The recent issue of the journal Nature Geoscience includes a study regarding the world’s deltas. The study was led by a University of Colorado at Boulder professor James Syvitski. The study revolved around the human activities that are putting deltas at risk.
Approximately 500 million people around the world live on what are considered river deltas. These deltas are naturally low-lying, however many factors are putting these deltas at risk of sinking and flooding.
The study found that 24 of 33 major deltas around the world are sinking. In addition, 85 percent of deltas have seen an increase in severe flooding. 100,000 square miles have subsequently been under water for temporary periods of time.

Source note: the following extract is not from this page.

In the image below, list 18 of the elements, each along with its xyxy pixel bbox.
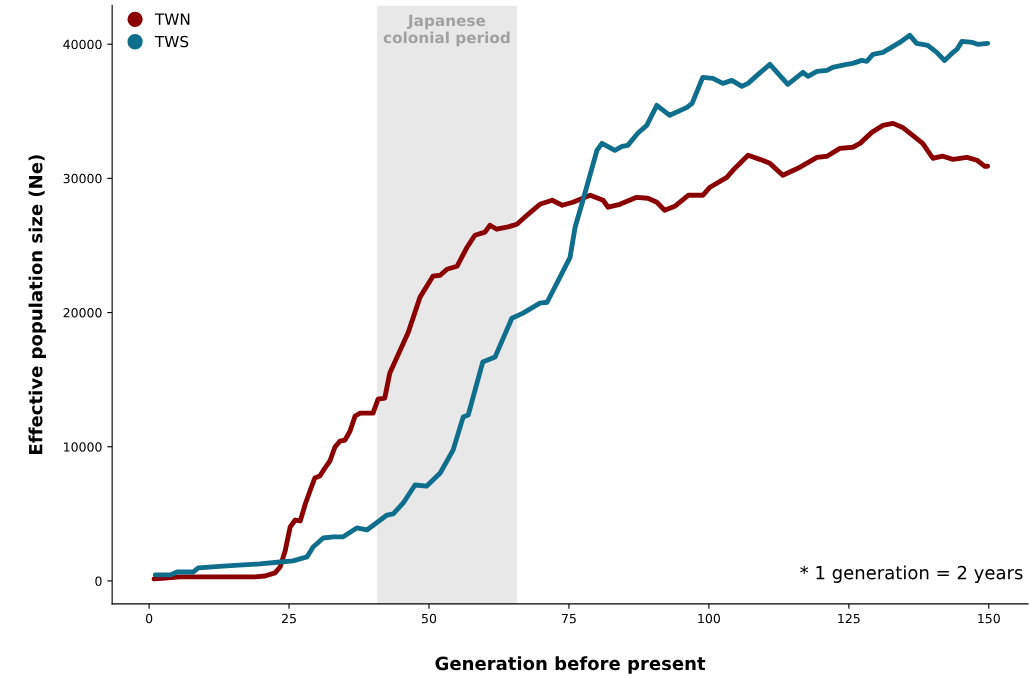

These situations have put millions of people at risk.
New Orleans is considered a classic example of issues that can arise from living on a delta. New Orleans actually sits on a delta which is sinking. The sinking of the delta makes the delta more susceptible to storm surges and flooding.
The sinking of the deltas is considered due to human activity. The main issue causing the sinking of the deltas is trapped sediments which are caused by dams and reservoirs. In addition, groundwater and natural gas extraction is compacting floodplain sediment.
The combination of sinking deltas with potential sea level rises may increase delta flooding by 50 percent. Increased or continued use of dams and reservoirs is predicted to increase these percentages according to the study.
The study published in the journal is just part of a National Science Foundation plan to study various aspects of erosion and flooding around the globe. The array of studies are being funded by $4.2 million by the National Science Foundation and includes hundreds of scientists from around the country.